La beauté de l’acte, presque romantique, a fait naître des fascinations morbides et violentes. Pourrait-on exposer la cravate de Nerval ? L’un des ravages les plus célèbres est sans doute le suicide d’amour du jeune Werther de Goethe, que tant de contemporains ont voulu imiter : « Ce qu’on admire comme art, on veut l’introduire dans l’existence réelle. Werther a causé plus de suicides que la plus belle femme du monde », constatait Germaine de Staël (De l’Allemagne). Des romantiques ont valorisé cet acte, comme une conduite plus digne que la révolte.
Tu ne tueras point
Longtemps présenté comme un homicide, le suicide est donc un crime ; il est condamné par les trois religions du Livre. « Et ne vous tuez pas vous-mêmes. [...] quiconque commet cela, par excès et par iniquité, Nous le jetterons au Feu » (sourate 4 29/30 du Coran). Double peine ! Dissuasions, recommandations, paroles suffisent-elles toujours pour celui que plus rien ne retient à la vie ? D’autant qu’il ne s’agit pas de prendre en compte les arguments du candidat au suicide, mais de considérer avant tout si son corps est sa propriété (et pas seulement le corps, mais la conscience qui va avec) et s’il peut disposer de sa vie comme il l’entend.

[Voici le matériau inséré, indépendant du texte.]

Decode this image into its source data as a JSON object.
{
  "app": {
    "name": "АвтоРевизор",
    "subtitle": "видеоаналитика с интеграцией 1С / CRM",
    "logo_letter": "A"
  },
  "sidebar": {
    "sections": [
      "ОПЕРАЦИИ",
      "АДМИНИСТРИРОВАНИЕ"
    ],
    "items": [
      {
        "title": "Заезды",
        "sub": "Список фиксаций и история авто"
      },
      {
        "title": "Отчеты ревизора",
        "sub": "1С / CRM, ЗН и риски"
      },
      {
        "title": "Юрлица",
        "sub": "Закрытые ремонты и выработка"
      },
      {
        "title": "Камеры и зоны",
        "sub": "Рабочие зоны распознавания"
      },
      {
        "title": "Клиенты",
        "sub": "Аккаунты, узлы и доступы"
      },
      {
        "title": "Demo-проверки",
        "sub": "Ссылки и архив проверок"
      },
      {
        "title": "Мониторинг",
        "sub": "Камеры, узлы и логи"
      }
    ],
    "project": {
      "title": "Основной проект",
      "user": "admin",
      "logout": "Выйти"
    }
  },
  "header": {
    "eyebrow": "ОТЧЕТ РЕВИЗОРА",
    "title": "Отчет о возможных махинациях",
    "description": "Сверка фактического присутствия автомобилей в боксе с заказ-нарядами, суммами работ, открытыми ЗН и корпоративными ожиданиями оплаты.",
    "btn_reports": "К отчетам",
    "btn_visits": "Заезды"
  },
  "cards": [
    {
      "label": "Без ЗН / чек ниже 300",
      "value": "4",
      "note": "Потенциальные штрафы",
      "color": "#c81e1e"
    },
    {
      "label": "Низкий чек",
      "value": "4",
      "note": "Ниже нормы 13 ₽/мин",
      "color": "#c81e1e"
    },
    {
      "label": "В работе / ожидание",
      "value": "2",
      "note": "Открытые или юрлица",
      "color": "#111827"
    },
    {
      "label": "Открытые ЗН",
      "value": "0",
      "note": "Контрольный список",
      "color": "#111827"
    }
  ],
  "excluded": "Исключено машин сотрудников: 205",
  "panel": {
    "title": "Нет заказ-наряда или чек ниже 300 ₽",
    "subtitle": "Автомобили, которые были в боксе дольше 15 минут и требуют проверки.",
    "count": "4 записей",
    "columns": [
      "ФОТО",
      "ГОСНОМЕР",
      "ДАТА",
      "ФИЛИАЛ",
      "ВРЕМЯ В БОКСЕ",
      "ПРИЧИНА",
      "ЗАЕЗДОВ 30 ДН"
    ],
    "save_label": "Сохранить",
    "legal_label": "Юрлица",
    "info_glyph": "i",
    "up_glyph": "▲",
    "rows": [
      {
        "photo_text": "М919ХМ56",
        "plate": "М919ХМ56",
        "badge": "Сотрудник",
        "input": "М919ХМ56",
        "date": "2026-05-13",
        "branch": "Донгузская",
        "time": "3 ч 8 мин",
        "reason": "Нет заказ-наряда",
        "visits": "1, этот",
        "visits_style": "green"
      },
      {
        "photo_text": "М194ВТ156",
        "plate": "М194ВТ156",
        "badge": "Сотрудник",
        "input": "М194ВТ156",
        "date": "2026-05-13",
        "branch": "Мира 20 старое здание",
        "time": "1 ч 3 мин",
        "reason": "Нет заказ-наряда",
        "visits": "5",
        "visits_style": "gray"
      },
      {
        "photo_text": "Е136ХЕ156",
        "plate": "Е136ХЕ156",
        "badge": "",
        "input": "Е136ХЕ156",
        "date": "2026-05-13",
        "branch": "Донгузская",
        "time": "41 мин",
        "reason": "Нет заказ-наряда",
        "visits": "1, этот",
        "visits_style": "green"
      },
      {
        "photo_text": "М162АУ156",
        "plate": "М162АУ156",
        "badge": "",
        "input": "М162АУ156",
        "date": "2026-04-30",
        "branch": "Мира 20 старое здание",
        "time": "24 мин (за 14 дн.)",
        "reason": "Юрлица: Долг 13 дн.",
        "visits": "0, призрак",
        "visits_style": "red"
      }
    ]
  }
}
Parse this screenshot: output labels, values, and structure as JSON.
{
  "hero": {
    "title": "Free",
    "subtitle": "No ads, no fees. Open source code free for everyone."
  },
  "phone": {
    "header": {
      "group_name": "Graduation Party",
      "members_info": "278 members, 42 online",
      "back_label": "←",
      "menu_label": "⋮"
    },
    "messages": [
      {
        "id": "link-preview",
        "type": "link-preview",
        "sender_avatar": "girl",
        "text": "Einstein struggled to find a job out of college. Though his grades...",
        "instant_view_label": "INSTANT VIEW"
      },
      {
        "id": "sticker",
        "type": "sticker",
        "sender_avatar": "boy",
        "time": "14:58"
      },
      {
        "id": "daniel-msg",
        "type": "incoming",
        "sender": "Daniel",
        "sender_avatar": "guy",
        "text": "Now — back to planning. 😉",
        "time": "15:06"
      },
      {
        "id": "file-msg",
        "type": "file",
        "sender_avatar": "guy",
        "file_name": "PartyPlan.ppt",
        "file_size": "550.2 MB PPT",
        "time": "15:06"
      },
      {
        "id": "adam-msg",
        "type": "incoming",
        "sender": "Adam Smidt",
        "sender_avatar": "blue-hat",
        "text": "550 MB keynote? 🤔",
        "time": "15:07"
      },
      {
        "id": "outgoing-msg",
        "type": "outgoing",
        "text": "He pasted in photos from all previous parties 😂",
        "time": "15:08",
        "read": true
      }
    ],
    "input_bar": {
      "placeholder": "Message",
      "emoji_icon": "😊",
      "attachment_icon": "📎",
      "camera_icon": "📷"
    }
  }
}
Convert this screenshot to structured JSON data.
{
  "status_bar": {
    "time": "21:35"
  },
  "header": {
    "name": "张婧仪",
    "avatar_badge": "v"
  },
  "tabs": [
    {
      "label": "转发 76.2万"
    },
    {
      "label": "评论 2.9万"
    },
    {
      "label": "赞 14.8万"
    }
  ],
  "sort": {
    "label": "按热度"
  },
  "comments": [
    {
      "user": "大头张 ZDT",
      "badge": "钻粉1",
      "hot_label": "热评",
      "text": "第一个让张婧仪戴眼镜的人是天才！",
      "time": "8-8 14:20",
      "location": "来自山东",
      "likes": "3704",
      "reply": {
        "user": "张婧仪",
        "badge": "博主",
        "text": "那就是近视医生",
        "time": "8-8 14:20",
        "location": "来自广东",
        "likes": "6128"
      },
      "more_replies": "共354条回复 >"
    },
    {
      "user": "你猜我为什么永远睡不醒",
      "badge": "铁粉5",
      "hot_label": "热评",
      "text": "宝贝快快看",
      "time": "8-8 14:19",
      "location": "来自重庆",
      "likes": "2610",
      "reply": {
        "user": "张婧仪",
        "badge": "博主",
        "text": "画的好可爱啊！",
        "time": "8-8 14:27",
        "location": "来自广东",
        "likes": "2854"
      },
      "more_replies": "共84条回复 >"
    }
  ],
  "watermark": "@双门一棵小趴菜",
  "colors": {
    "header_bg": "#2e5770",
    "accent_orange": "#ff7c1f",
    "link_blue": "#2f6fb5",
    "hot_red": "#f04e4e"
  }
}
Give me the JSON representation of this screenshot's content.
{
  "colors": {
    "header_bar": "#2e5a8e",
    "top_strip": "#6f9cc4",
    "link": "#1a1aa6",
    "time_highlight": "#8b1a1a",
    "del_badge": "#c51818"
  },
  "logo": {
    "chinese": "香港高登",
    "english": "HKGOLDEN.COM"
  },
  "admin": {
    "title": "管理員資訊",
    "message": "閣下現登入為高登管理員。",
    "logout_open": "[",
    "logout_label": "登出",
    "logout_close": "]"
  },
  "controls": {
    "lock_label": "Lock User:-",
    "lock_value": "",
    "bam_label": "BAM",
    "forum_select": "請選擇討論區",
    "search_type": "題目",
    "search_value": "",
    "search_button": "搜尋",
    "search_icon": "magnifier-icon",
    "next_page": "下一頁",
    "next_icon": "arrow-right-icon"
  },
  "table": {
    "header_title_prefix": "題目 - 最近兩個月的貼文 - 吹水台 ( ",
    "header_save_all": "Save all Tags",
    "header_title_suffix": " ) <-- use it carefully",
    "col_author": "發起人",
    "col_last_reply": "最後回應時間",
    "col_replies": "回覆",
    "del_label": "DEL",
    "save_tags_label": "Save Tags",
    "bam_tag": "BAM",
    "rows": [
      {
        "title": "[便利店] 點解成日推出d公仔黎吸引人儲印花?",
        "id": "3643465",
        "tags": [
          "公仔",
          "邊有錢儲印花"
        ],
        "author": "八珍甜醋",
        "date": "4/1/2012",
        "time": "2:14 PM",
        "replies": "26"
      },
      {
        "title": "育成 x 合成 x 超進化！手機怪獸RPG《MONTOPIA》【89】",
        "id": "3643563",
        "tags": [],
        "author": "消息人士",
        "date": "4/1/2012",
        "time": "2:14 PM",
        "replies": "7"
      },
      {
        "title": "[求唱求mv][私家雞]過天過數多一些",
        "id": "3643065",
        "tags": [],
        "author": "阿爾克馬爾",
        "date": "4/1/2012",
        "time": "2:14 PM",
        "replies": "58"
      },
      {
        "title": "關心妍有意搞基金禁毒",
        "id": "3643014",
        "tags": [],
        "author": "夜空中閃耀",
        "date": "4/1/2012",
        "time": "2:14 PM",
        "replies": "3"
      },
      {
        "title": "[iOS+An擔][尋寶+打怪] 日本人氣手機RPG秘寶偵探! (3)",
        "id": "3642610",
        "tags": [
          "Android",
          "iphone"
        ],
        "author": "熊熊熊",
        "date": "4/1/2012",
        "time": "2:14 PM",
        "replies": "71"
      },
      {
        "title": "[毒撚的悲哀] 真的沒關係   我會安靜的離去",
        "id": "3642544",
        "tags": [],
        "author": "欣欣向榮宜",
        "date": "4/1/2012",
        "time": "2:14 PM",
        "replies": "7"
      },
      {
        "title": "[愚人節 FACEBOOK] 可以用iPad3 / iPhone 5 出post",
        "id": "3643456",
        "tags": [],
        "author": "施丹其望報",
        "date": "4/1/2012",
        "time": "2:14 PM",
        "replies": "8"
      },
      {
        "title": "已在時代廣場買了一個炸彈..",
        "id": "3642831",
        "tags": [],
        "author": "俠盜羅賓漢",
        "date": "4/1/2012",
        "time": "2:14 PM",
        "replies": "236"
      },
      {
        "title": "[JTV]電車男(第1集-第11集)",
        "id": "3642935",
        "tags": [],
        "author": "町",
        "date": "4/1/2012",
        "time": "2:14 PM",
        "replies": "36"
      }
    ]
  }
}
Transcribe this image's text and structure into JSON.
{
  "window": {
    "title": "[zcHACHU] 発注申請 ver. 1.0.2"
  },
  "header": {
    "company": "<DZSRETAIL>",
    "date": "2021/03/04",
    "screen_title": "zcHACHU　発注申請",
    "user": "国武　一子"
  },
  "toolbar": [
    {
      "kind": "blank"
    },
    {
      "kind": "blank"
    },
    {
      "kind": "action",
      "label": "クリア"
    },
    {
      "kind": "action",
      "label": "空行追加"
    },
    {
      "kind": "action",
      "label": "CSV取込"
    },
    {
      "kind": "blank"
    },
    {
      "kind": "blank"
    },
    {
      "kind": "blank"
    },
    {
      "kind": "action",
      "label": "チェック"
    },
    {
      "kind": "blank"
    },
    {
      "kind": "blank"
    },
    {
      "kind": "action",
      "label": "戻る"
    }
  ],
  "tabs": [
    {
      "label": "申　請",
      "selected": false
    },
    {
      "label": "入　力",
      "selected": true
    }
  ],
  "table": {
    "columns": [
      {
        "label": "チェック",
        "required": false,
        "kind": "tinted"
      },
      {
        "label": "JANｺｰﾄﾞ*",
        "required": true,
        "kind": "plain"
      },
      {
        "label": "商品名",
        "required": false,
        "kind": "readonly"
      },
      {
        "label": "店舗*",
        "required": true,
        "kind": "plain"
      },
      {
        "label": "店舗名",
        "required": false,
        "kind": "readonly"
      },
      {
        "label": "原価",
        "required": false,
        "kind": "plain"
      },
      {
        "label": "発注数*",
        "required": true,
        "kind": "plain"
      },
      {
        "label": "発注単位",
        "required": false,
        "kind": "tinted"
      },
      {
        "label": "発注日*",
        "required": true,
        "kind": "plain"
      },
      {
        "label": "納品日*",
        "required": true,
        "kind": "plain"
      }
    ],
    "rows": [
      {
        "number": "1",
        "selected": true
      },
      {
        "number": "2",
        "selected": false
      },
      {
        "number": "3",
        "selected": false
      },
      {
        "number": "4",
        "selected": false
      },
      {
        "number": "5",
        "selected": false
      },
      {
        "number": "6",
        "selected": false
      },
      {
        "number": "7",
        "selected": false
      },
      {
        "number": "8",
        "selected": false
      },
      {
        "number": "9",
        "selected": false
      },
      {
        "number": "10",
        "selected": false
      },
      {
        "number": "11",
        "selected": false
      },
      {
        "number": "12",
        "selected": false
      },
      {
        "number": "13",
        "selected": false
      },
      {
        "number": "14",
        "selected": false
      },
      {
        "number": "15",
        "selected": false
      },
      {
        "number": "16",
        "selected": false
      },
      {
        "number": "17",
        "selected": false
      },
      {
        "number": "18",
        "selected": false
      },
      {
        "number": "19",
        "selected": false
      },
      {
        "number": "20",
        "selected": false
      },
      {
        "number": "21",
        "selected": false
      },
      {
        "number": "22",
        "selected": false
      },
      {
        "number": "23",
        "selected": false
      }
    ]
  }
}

Face à l’insupportable, deux voix paraissent s’imposer : la révolte et la mort (dans Le Mythe de Sisyphe, Albert Camus préconise clairement la révolte). Si Germaine de Staël considère que la révolte ne devrait pas susciter l’enthousiasme, elle ne prêche pas pour autant le suicide, mais développe une philosophie du « savoir-souffrir », qui serait nourrie d’une fermeté d’âme permettant de surmonter et d’apaiser la folie passagère pouvant conduire au suicide. Mais c’est s’interroger avant tout sur l’acte et non sur cette souffrance même, sur les raisons qui peuvent pousser un individu à envisager de mettre un terme à son existence.
La tentation du néant
S’il serait vaniteux de prétendre comprendre ces actes de la plus extrême gravité, on ne peut ignorer un aspect du suicide, chez les artistes, lié au doute total et à cette quête de création qui ne trouve enfin que le néant. Certains sont poursuivis par cette interrogation, liée à la fascination pour la mort et en ont parfois prophétisé leur suicide : Jacques Rigaut (qui écrivait que « le suicide doit être une vocation »), Unica Zürn (« Mon enfance est le bonheur de ma vie… / Ma jeunesse est le malheur de ma vie… / La mort est le désir passionné de ma vie… »), la liste est malheureusement trop longue. Van Gogh, le « suicidé de la société », comme le dit bien Antonin Artaud, n’est-il pas mort au cours de cette quête ? « Il ne s’est pas suicidé dans un coup de folie, dans la transe de n’y pas parvenir, mais au contraire il venait d’y parvenir et de découvrir ce qu’il était et qui il était, lorsque la conscience générale de la Société, pour le punir de s’être arraché à elle, le suicida. »
La question abyssale et insoluble de l’existence n’occulte en rien le sentiment d’effroyable gâchis provoqué par ces départs précoces.